What is the image of God? The word is used to forbid graven images that are meant to represent pagan gods or even the God of Heaven. Yes, it refers to the physical likeness of things, but the image of God is not the physical body because that was made from the earth. The image of God comes from the animating breath of God—it is our intellect, our reasoning, and our morality.
Both Answers (22:21-22)
21 They said to Him, “Caesar’s.” Then He said to them, “Then render to Caesar the things that are Caesar’s; and to God the things that are God’s.” 22 And hearing this, they were amazed, and leaving Him, they went away.
They have to answer the question. It’s a rule of etiquette. “Caesar’s,” they say.

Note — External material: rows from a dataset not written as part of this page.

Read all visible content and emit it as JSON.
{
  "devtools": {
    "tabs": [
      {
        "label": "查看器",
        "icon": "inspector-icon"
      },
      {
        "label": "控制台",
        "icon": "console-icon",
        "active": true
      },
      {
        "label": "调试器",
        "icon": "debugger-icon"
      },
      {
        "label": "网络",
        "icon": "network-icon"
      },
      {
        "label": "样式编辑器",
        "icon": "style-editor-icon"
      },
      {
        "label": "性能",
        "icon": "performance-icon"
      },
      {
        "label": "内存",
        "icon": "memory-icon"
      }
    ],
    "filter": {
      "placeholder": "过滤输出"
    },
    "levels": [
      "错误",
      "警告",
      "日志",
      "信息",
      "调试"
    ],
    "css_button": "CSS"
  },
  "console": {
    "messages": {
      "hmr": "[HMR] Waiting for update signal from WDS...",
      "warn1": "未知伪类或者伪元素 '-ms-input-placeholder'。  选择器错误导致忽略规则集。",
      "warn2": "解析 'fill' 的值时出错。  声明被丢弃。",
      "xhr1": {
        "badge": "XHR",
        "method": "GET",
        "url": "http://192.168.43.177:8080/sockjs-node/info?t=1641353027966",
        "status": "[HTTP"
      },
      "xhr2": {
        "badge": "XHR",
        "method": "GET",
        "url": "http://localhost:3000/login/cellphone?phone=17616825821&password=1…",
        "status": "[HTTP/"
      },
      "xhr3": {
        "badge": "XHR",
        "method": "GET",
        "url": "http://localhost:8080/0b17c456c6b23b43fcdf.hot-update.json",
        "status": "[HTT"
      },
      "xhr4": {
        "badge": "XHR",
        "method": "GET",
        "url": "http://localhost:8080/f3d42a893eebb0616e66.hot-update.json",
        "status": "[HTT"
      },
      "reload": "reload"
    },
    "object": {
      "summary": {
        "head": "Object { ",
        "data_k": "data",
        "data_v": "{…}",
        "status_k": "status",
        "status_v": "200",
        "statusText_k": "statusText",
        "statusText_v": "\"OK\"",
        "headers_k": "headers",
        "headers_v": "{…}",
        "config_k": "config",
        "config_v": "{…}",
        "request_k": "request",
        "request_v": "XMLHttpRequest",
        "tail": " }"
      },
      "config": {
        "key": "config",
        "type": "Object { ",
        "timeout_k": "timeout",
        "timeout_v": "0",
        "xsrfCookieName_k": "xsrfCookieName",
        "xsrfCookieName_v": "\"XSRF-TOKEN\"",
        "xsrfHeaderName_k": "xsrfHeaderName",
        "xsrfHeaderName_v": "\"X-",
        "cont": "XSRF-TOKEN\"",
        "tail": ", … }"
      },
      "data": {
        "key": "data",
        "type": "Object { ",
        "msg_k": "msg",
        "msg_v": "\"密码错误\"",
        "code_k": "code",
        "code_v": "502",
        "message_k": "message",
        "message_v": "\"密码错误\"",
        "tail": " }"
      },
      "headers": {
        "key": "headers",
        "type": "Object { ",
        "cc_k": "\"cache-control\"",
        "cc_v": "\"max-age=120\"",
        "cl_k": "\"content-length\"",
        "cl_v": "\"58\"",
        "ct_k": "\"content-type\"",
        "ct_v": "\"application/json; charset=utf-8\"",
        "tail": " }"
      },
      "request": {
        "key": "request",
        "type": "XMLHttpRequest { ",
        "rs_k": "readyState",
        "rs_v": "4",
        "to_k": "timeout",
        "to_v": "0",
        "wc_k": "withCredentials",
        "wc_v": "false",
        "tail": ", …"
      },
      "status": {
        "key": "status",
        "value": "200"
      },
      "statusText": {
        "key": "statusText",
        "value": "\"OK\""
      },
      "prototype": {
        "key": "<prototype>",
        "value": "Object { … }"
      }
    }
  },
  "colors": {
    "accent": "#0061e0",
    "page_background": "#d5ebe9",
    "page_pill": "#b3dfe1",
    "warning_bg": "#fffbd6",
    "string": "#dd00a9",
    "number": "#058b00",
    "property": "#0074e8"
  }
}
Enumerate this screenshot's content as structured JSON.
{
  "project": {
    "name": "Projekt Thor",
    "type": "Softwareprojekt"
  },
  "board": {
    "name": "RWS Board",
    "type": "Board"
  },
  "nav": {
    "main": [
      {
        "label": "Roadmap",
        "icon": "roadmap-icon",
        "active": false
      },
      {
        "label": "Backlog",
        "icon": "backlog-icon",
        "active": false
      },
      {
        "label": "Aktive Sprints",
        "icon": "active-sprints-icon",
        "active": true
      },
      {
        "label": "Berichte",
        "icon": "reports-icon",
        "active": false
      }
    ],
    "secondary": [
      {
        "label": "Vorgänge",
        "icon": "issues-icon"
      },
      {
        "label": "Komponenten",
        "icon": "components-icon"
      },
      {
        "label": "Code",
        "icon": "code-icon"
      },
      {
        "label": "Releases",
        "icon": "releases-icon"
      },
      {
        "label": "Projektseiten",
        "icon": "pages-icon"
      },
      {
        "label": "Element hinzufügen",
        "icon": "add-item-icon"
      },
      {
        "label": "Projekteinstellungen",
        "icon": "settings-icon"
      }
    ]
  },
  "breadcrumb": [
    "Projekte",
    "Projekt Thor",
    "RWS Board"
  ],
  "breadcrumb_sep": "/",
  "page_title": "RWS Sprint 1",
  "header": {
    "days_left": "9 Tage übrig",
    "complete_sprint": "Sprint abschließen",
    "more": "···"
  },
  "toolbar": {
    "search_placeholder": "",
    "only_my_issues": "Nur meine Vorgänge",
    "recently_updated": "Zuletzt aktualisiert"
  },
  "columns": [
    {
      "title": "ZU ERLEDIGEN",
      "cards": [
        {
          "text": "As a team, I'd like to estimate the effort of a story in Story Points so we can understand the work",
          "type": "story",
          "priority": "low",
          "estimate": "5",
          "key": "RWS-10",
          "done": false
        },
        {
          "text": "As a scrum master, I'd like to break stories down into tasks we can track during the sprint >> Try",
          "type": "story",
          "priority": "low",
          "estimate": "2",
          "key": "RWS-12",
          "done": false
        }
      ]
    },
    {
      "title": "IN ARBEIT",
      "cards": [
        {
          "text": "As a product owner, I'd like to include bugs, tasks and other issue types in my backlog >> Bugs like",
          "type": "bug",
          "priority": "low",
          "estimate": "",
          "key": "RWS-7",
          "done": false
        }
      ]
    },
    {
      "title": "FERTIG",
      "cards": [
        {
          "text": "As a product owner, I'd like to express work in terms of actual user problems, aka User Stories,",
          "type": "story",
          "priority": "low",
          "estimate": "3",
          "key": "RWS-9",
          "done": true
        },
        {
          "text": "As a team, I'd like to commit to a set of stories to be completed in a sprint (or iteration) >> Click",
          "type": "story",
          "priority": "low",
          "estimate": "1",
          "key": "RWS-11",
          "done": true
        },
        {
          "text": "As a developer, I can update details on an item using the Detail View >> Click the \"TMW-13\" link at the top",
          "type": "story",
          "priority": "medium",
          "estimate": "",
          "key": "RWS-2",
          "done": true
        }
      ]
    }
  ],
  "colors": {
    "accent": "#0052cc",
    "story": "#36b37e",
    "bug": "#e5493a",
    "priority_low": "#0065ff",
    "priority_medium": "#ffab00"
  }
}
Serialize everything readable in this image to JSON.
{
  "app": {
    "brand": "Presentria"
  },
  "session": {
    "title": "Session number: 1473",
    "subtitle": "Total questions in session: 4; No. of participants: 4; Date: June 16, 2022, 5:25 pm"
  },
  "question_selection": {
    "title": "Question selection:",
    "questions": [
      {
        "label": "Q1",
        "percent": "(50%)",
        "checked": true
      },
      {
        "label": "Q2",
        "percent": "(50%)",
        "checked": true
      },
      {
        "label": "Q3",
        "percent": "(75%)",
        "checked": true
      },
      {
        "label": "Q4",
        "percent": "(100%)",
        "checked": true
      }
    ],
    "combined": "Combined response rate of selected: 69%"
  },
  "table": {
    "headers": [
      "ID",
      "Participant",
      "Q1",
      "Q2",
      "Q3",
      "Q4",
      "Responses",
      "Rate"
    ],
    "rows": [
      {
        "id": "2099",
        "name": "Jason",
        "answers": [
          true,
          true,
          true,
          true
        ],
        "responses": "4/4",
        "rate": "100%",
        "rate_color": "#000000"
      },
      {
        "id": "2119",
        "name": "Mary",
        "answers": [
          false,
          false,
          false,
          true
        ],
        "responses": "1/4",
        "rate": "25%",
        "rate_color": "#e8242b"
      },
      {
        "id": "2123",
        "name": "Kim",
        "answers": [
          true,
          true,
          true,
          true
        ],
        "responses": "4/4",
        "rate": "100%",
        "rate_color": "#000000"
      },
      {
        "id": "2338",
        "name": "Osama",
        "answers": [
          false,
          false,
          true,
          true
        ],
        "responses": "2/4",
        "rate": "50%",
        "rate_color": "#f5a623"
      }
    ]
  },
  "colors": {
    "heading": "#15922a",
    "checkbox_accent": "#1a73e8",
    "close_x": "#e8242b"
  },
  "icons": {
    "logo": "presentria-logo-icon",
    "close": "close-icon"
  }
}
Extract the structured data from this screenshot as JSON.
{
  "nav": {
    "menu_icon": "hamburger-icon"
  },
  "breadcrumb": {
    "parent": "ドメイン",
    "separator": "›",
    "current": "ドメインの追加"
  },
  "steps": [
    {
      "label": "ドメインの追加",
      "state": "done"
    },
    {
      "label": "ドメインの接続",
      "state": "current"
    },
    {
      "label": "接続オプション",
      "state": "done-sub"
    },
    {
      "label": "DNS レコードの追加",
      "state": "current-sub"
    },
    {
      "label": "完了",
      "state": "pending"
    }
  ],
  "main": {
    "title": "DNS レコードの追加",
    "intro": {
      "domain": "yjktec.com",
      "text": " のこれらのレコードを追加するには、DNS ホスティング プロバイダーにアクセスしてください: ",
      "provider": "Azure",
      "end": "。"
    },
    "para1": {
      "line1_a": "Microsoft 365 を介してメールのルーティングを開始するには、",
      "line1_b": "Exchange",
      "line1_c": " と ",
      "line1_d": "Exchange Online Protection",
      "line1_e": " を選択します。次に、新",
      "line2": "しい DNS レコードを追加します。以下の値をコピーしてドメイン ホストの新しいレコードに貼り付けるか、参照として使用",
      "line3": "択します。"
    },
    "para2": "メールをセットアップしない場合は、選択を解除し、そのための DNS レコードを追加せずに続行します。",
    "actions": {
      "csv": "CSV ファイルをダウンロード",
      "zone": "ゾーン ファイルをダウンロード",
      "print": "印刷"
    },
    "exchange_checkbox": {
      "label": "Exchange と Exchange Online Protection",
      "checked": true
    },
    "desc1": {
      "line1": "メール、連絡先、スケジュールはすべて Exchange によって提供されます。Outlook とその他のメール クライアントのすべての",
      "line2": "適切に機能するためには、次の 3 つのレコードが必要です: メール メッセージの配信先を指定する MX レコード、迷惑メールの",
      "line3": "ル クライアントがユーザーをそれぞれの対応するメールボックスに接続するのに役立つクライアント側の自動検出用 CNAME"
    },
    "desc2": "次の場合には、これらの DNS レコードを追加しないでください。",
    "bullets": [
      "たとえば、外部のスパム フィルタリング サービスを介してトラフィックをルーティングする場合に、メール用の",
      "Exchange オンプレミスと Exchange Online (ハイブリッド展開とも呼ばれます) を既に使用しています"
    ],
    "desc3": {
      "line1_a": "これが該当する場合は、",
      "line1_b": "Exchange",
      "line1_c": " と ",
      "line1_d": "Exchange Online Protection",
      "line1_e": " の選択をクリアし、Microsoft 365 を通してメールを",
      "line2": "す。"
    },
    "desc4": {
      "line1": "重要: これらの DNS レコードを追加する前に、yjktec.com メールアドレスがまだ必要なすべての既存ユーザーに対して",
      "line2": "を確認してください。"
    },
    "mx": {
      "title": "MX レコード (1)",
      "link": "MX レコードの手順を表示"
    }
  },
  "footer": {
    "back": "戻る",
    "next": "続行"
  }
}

Then Jesus sidesteps their clever little trap. “Render unto Caesar that which is Caesar’s.” Okay. Jesus neither endorses the tax nor says the state cannot charge the tax. Paul will go on in Romans 13 to describe Christian citizenship and service to government. Government is in place to provide order for all who live under it. That is the job of government, according to Scripture. Governments must do so or they will lose the mandate of Heaven.
But Jesus goes on and springs a trap on them. “Render unto God that which is God’s.”
Whoa. The thinking man’s question at this point is “what belongs to God?”
The answer is obvious from the prior verses. “That which has God’s image upon it.”
That’s us. Mankind. We have the image of God upon us from the very first chapter of Scripture.
What do we render to God? Us. Everything about us belongs to God.
It’s why they left Him, amazed by His answer. His answer cut to the heart. Like His answer to the rich young ruler in Matthew 19 about selling all he has. The young man had many possessions and they stood between him and the Kingdom. “Give God everything in your power, because He has made you what you are,” is what He tells them.
What does that mean for them and for us? For the Pharisees, it would mean giving up all of man’s traditions they had put on top of the Law and ruling purely on Scripture. It would mean no longer adding burdens of tradition to those who wanted to serve God by following the Torah. “You see,” they would say to the questioner, “I know Moses gave only this much, but to really serve God, you have to go further.”
The Herodians would need to look at their support of Rome. Can they truly, in good conscience, support a pagan government and war machine just because it provides them a little comfort?
And what of us? What must we render to God? We have the image of God upon us. As sons of Adam and daughters of Eve, we bear that image ourselves. Marred by sin, yes, but still there.
Render to God everything about yourself. That means if you are in government, you support laws that come from Christian morality as shown in the Bible. It means you oppose laws that go against morality as God showed it to us.
In your work, it means you give them the full measure of your devotion for the time you are there. Likewise, it cuts off certain jobs and activities within fields. We belong to God from head to toe because of that image upon us.
Render to God that which is God’s. What is that from your life? As long as we are on this earth, we can be used of God to further the Kingdom. This isn’t a trap or a trick question. You have God’s image on you. You belong to God by right and, if you are Christian, by your commitment to Him. Give the Kingdom your all.